SECURING GLOBAL FOOD PRODUCTION BY
RAPID ISOLATION OF WHEAT RUST DISEASE RESISTANCE GENES
Born and raised among the tropical plants on a small farm in Southern India, I never dreamed of becoming a researcher instead of a farmer. With a Master’s in Plant Pathology and a short exposure to the management of diseases in horticultural crops, in 2007, I had the opportunity to migrate to Australia to undertake a PhD at Plant Breeding Institute (PBI), University of Sydney. Until the time, I didn’t realise that PBI is the pioneering centre for fundamental studies on plant-pathogen interactions. With the outbreak of the deadly stem rust fungus Ug99 in East Africa, my PhD project was specifically focused on the molecular genetics of wheat stem rust resistance. At PBI, I was working with Drs Harbans Bariana and Urmil Bansal who are world renowned expertise in identifying and charateristing novel rust resistance genes in wheat. With a year of training on rust pathogenicity, in 2008, I moved to Dr Evans Lagudah’s lab at CSIRO, Canberra to continue the project towards rust resistance gene cloning. I was so excited to join Evan’s lab as it is one among the very few labs of the world which are successful in cloning rust disease resistance genes from the complex wheat genome. Given the complex nature of the wheat genome, it was a challenging project for PhD training. But with emergence of Ug99 as a major threat to global food security, I was highly motivated to succeed and I cloned the first stem rust resistance gene Sr33 from wheat. Further enthusiasm came when the results were published in Science (with cover page highlights) capturing the attention of several media outlets including BBC news (http://www.bbc.com/news/science-environment-23084782).
During that time, I realised that the wheat and the plant science community as a whole was in need of a robust method for isolating disease resistance genes as the conventional map-based gene cloning was tedious and time consuming. Using the resources of Sr33 and in collaboration with Drs Brande Wulff (at John Innes Centre) and Jonathan Jones’ lab (The Sainsbury Laboratory) at Norwich (UK), a rapid resistance gene cloning tool called “Mutagenesis and Resistance gene enrichment and Sequencing (MutRenSeq)” was developed to identify resistance genes within two years, whilst the map-based approach on average requires five years. This new technology was further validated by the successful isolation of two additional stem rust resistance genes, Sr22 and Sr45, which like Sr33, were effective against Ug99 and other wheat stem rust races. Along with the publication of this method in Nature Biotechnology (as a cover page article), the technique holds a patent in the USA. Apart from wheat, this robust gene cloning technique is currently being extended to other agricultural crops such as barley, soybean, potato, tomato and rye.

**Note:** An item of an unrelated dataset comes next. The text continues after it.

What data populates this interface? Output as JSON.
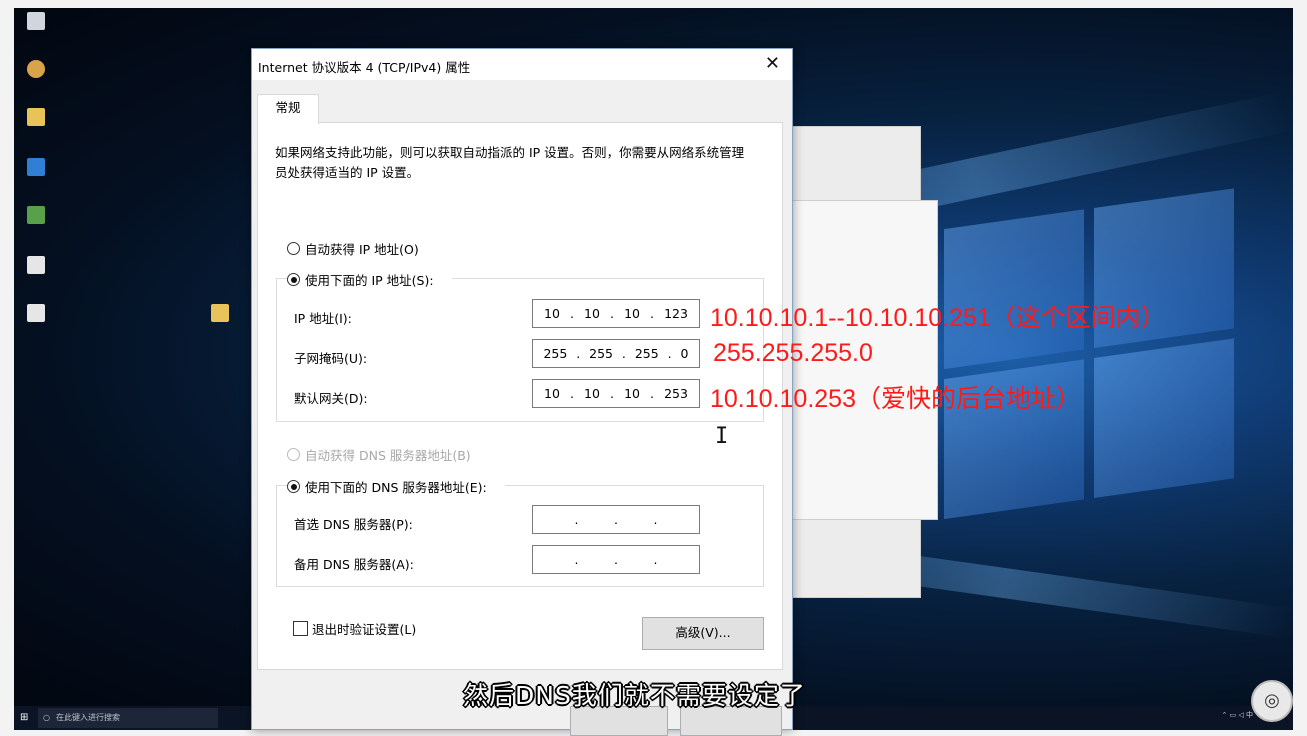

With the above achievements, I was fortunate to win the prestigious ASPS “Peter Goldacre Award”. This award contributed to my success in winning a highly competitive Australian Research Council “Discovery Early Career Researcher Award”. My gratitude for both awards has fuelled my hunger for future research success, where I am now identifying the signalling elements and molecular pathways of the cloned rust resistance genes in pathogen infected wheat. As plant pathogens evolve rapidly and become a major problem for securing food production and sustainable agriculture, knowledge of disease resistance gene function is required to help innovate a new generation of robust crops with durable resistance to multiple pathogen varieties.
I would like to acknowledge Sydney University, ACIAR, Durable Rust Resistance in Wheat project and Grains Research and Development Corporation for the scholarship and the research grant to undertake the aforementioend studies. Finally, I thank Drs TJ Higgins, Jeff Ellis and Evans Lagudah at CSIRO for nominating me for the prestigous ASPS Goldacre Award.
- Steuernagel B#, Periyannan S#, Hernandez-Pinzon I, Witek K, Rouse M, Yu G, Hatta A, Ayliffe M, Bariana H, Jones J, Lagudah E, Wulff B (2016). Rapid cloning of disease-resistance genes in plants using mutagenesis and sequence capture. Nature Biotechnology 34:652-655 ( #joint first author)
- Periyannan S, Moore J, Ayliffe M, Bansal U, Wang X, Huang L, Deal K, Luo M, Kong X, Bariana H, Mago R, McIntosh R, Dodds P, Dvorak J, Lagudah E(2013).The gene Sr33, an ortholog of barley Mla genes, encodes resistance to wheat stem rust race Ug99. Science 341:786-788.